Hyperoxia induces hyperacetylation and translocation of nuclear HMGB1 to the cytoplasm. C57BL/6 mice were exposed to either 4 days of ≥99% O₂ or remained at RA. (A) Images of lung tissue sections (original magnification, X1000) stained with anti-HMGB1 IgGs and DAB (3, 3'-diaminobenzidine) peroxidase substrate (brown color).
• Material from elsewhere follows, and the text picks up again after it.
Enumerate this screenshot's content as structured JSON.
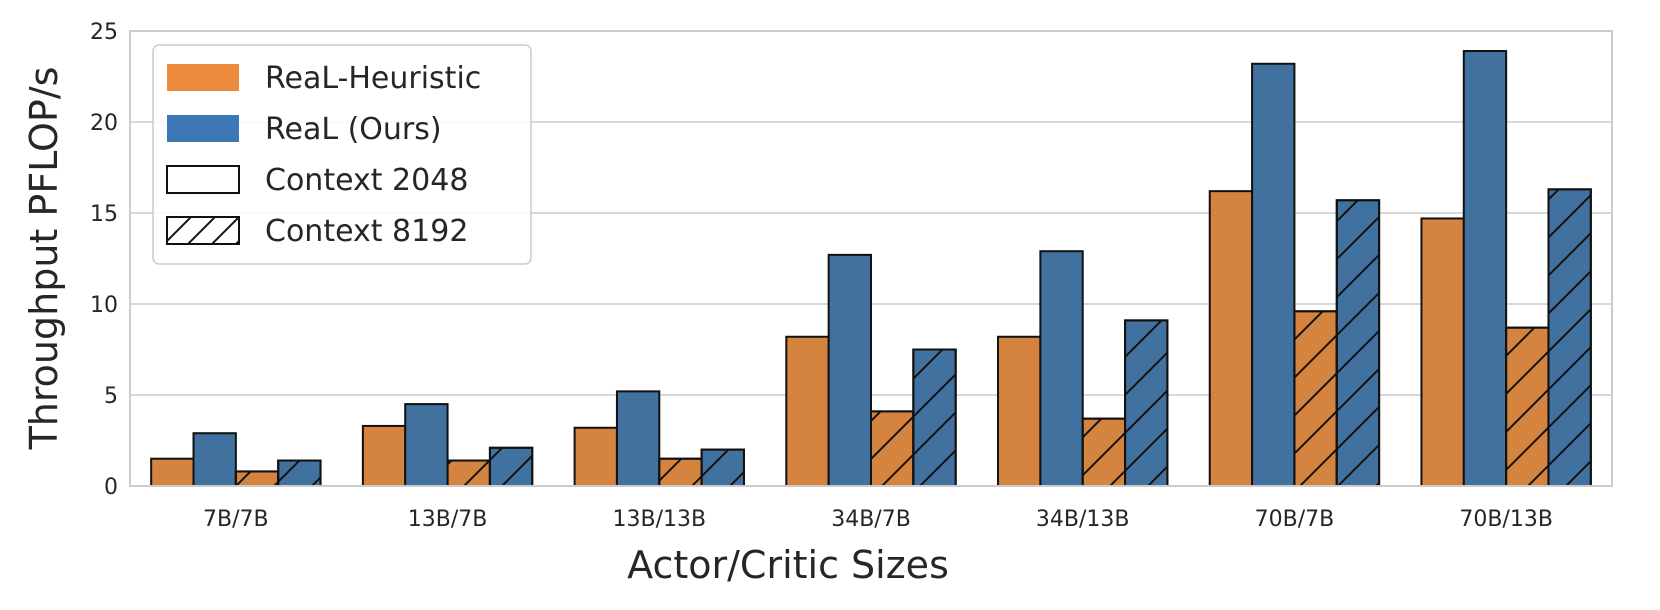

The red signals showed immunofluoresence staining with anti-HMGB1 IgGs and Cy3 in RAW 264.7 macrophages that were either exposed to 95% O₂ for 48 h or remained at RA (original magnification, X600). (B) Representative spectra of the liquid chromatography mass spectrometric (LC–MS) characterization of peptides produced from HMGB1 derived from mice lung tissue homogenate (Lung Lysate) enzymatically cleaved with endopeptidase GluC. The presence of the peptides with molecular weights 1624 and 1133 Da indicate the hypo-acetylation of lysine residues within NLS 1 and 2, respectively. The presence of the peptides with molecular weights 1750 and 1342 Da indicate the hyper-acetylation of lysine residues within NLS 1 and 2 respectively. (C) Representative spectra of the liquid chromatography tandem mass spectrometric (LC–MS/MS) characterization of a peptide (amino acids 180–188) covering the lysine (K) residues within NLS 2 of HMGB1 to confirm the presence or absence of acetyl modifications on specific K residues. Acetyl modifications are represented as (ac) on specific lysine residues (K181, K182, K183 and K184) when required and b and y ions are highlighted were appropriate.